Air pollution disproportionately impacts the urban areas in my district, such as Paterson, New Jersey, where we see much higher incidences of asthma and other respiratory ailments due to the concentrations of harmful pollutants. It is terrible. Go to our hospitals. It is out of control not just in Paterson, New Jersey, but across the United States. These pollutants can become lodged in the tissues of the lungs and interfere with the respiratory system. This needs to be controlled.

And the National Park Service itself, referred to in the last debate, this proposed legislation would cripple the operation of the National Park Service. This service takes care of our parks. We fought for this, all of us, Democrats, Republicans in whatever State it was in this Union. They want to slash this by $409 million from the President's request. Our national parks are visited by 275 million people each year. They come from all over the world to appreciate our country's natural and historic wonders. In my district, the Park Service is hard at work on the Great Falls National Historic Park right in my home city of Paterson, the only historic park in the entire Nation that has aesthetic value as well as historical importance, as it was the first industrial city of the United States.

The investment we make in our parks pays for itself many times over in economic development in the surrounding areas and the enjoyment and education they provide to Americans of all ages. We must ensure that the Park Service has the resources they require to ensure that parks all over the country are properly operating.

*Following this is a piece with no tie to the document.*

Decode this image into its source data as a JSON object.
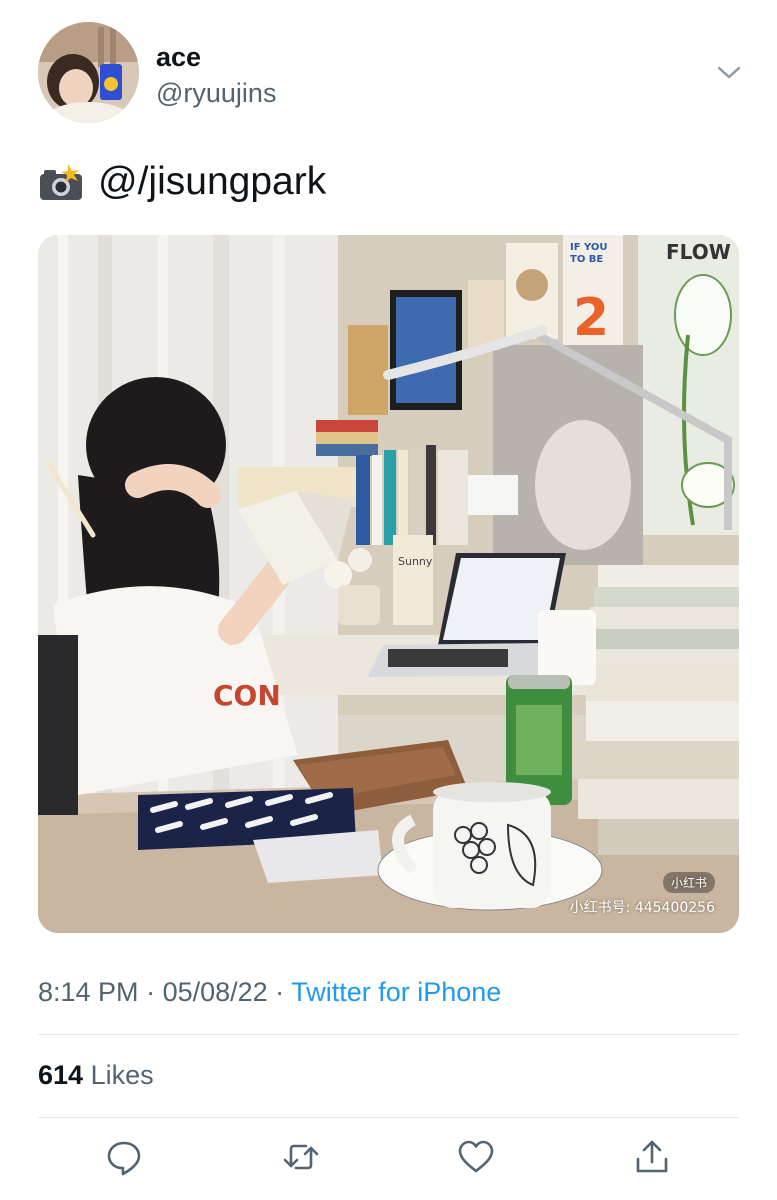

How about the arts and humanities in this legislation? Besides the huge cited cuts to our health, infrastructure, and environment, the bill before us drastically cuts funding to the National Endowment for the Arts and the National Endowment for the Humanities. As a former teacher, as a member of the Congressional Arts Caucus, as many of us are, I have seen firsthand the positive impact that arts and humanities education has on the success of our students. In my district, as a result of the economic crisis, many schools have been forced to cut back on arts programs and to lay off arts teachers. They're the first to go.

In conclusion, I would say, Mr. Chairman, that this legislation leaves a lot to be desired. We are seeing our colleagues on the other side of the aisle attempting to legislate through the appropriations process, selectively imposing deep cuts to programs which their special interest constituencies don't approve of. The draconian cuts in this bill are truly unacceptable, and I urge my colleagues to join me in opposing it.

I yield back the balance of my time.